The company said the death occurred on Tuesday, but didn’t provide further details. The company’s official website and internal websites became black and white, losing their usual color, in a sign of mourning often seen in China, according to one worker at an HNA office, speaking on condition of anonymity due to the situation’s sensitivity.
A source close to Wang told Caixin that he was visiting France on a business trip and took a break to visit Avignon in Provence, an area popular with tourists. He became unconsciousness after falling more than 10 meters (32.8 feet) off a wall. The source said that after regaining consciousness while he was being treated at hospital, the only thing Wang said was that his feet hurt.

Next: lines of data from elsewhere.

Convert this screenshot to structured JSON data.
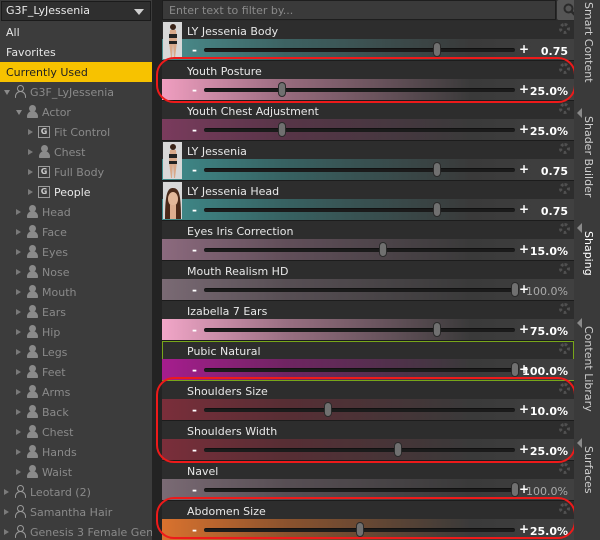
{
  "left": {
    "dropdown": "G3F_LyJessenia",
    "items": [
      {
        "label": "All"
      },
      {
        "label": "Favorites"
      },
      {
        "label": "Currently Used"
      }
    ],
    "tree": [
      {
        "label": "G3F_LyJessenia",
        "indent": 0,
        "type": "fig-out",
        "expander": "open"
      },
      {
        "label": "Actor",
        "indent": 1,
        "type": "fig",
        "expander": "open"
      },
      {
        "label": "Fit Control",
        "indent": 2,
        "type": "group",
        "expander": "closed"
      },
      {
        "label": "Chest",
        "indent": 2,
        "type": "fig",
        "expander": "closed"
      },
      {
        "label": "Full Body",
        "indent": 2,
        "type": "group",
        "expander": "closed"
      },
      {
        "label": "People",
        "indent": 2,
        "type": "group",
        "expander": "closed",
        "white": true
      },
      {
        "label": "Head",
        "indent": 1,
        "type": "fig",
        "expander": "closed"
      },
      {
        "label": "Face",
        "indent": 1,
        "type": "fig",
        "expander": "closed"
      },
      {
        "label": "Eyes",
        "indent": 1,
        "type": "fig",
        "expander": "closed"
      },
      {
        "label": "Nose",
        "indent": 1,
        "type": "fig",
        "expander": "closed"
      },
      {
        "label": "Mouth",
        "indent": 1,
        "type": "fig",
        "expander": "closed"
      },
      {
        "label": "Ears",
        "indent": 1,
        "type": "fig",
        "expander": "closed"
      },
      {
        "label": "Hip",
        "indent": 1,
        "type": "fig",
        "expander": "closed"
      },
      {
        "label": "Legs",
        "indent": 1,
        "type": "fig",
        "expander": "closed"
      },
      {
        "label": "Feet",
        "indent": 1,
        "type": "fig",
        "expander": "closed"
      },
      {
        "label": "Arms",
        "indent": 1,
        "type": "fig",
        "expander": "closed"
      },
      {
        "label": "Back",
        "indent": 1,
        "type": "fig",
        "expander": "closed"
      },
      {
        "label": "Chest",
        "indent": 1,
        "type": "fig",
        "expander": "closed"
      },
      {
        "label": "Hands",
        "indent": 1,
        "type": "fig",
        "expander": "closed"
      },
      {
        "label": "Waist",
        "indent": 1,
        "type": "fig",
        "expander": "closed"
      },
      {
        "label": "Leotard (2)",
        "indent": 0,
        "type": "fig-out",
        "expander": "closed"
      },
      {
        "label": "Samantha Hair",
        "indent": 0,
        "type": "fig-out",
        "expander": "closed"
      },
      {
        "label": "Genesis 3 Female Geni...",
        "indent": 0,
        "type": "fig-out",
        "expander": "closed"
      }
    ]
  },
  "filter": {
    "placeholder": "Enter text to filter by..."
  },
  "colors": {
    "selected": "#f7c200",
    "annotation": "#ee1a1a"
  },
  "sliders": [
    {
      "label": "LY Jessenia Body",
      "value": "0.75",
      "fraction": 0.75,
      "color": "#4a8e8e",
      "thumb": "body",
      "annotated": false,
      "dim": false
    },
    {
      "label": "Youth Posture",
      "value": "25.0%",
      "fraction": 0.25,
      "color": "#f09ec0",
      "thumb": null,
      "annotated": true,
      "dim": false
    },
    {
      "label": "Youth Chest Adjustment",
      "value": "25.0%",
      "fraction": 0.25,
      "color": "#7a3b5d",
      "thumb": null,
      "annotated": false,
      "dim": false
    },
    {
      "label": "LY Jessenia",
      "value": "0.75",
      "fraction": 0.75,
      "color": "#3f8c8c",
      "thumb": "body",
      "annotated": false,
      "dim": false
    },
    {
      "label": "LY Jessenia Head",
      "value": "0.75",
      "fraction": 0.75,
      "color": "#3f8c8c",
      "thumb": "head",
      "annotated": false,
      "dim": false
    },
    {
      "label": "Eyes Iris Correction",
      "value": "15.0%",
      "fraction": 0.575,
      "color": "#8c6a7e",
      "thumb": null,
      "annotated": false,
      "dim": false
    },
    {
      "label": "Mouth Realism HD",
      "value": "100.0%",
      "fraction": 1.0,
      "color": "#7a6a74",
      "thumb": null,
      "annotated": false,
      "dim": true
    },
    {
      "label": "Izabella 7 Ears",
      "value": "75.0%",
      "fraction": 0.75,
      "color": "#f2a6c8",
      "thumb": null,
      "annotated": false,
      "dim": false
    },
    {
      "label": "Pubic Natural",
      "value": "100.0%",
      "fraction": 1.0,
      "color": "#a61d8e",
      "thumb": null,
      "annotated": false,
      "dim": false,
      "outline": true
    },
    {
      "label": "Shoulders Size",
      "value": "10.0%",
      "fraction": 0.4,
      "color": "#7a2e3a",
      "thumb": null,
      "annotated": true,
      "dim": false
    },
    {
      "label": "Shoulders Width",
      "value": "25.0%",
      "fraction": 0.625,
      "color": "#7a2e3a",
      "thumb": null,
      "annotated": true,
      "dim": false
    },
    {
      "label": "Navel",
      "value": "100.0%",
      "fraction": 1.0,
      "color": "#7a6a74",
      "thumb": null,
      "annotated": false,
      "dim": true
    },
    {
      "label": "Abdomen Size",
      "value": "25.0%",
      "fraction": 0.5,
      "color": "#d9722e",
      "thumb": null,
      "annotated": true,
      "dim": false
    }
  ],
  "vtabs": [
    {
      "label": "Smart Content"
    },
    {
      "label": "Shader Builder"
    },
    {
      "label": "Shaping"
    },
    {
      "label": "Content Library"
    },
    {
      "label": "Surfaces"
    }
  ]
}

HNA Chairman Chen Feng is on his way to France, and other executives have rushed back to the company’s headquarters in Haikou, Hainan province, Caixin has learned.
A friend of Wang’s who dined with him a month ago told Caixin that Wang explained to him during the meal that he had been having heart problems and that his blood pressure had been unstable. “Wang Jian had a hereditary heart disease, and he had undergone a heart surgery before,” the source told Caixin. “He had been under great pressure recently.”
French media reported that an unidentified aviation executive fell from a wall while taking pictures at a castle in the village of Bonnieux.
One of China’s most acquisitive companies, HNA has been under heavy financial and regulatory pressure since last year due to its heavy debt load. It is one of several Chinese conglomerates that embarked on major global buying sprees over the last decade, snapping up billions of dollars in domestic and overseas assets before coming under pressure from their heavy debt loads.
HNA was one of the earliest members of that expansionary group, making major purchases for much of the last decade. One of its earliest assets was Hainan Airlines Holding Co. Ltd., one of China’s oldest privately owned airlines, based on the southern tropical island of Hainan, which has become a major tourist destination. Many of the company’s earliest assets came from the travel and leisure sectors that were close to its roots.
Some of its largest purchases included its $6.5 billion acquisition of 25% of hotel giant Hilton Worldwide and its $6 billion purchase of U.S. computer parts distributor Ingram Micro, both in 2016. Its other aviation- and travel-related purchases included aviation services providers Swissport and Gategroup, and aircraft leasing company Avolon Aerospace.
But HNA and some of its peers began coming under pressure last year, as China moved to rein in risks to the financial system created by such debt-ridden companies, while cracking down on acquisitions in areas like travel, leisure and entertainment that were seen as frivolous. Others to get caught in the crackdown included energy conglomerate CEFC China Energy, insurance giant Anbang Insurance Group, and real estate and entertainment company Wanda Group. Many of the companies also came under scrutiny for their opaque ownership structures.
This year, HNA embarked on a major selling spree to pay down its debt, with sales including its Hilton stake purchased just two years earlier. Earlier this year, the company also took the unusual step of disclosing its shareholding structure, saying that Wang and co-founder Chen Feng each owned about 15% of the company.
Wang is just one of several high-profile heads of the big conglomerates to get caught up in Beijing’s efforts to tame the group. In May, former Anbang Chairman Wu Xiaohui was sentenced to 18 years in prison for fundraising fraud and embezzlement. And Caixin reported earlier this year that CEFC Chairman Ye Jianming had also come under investigation.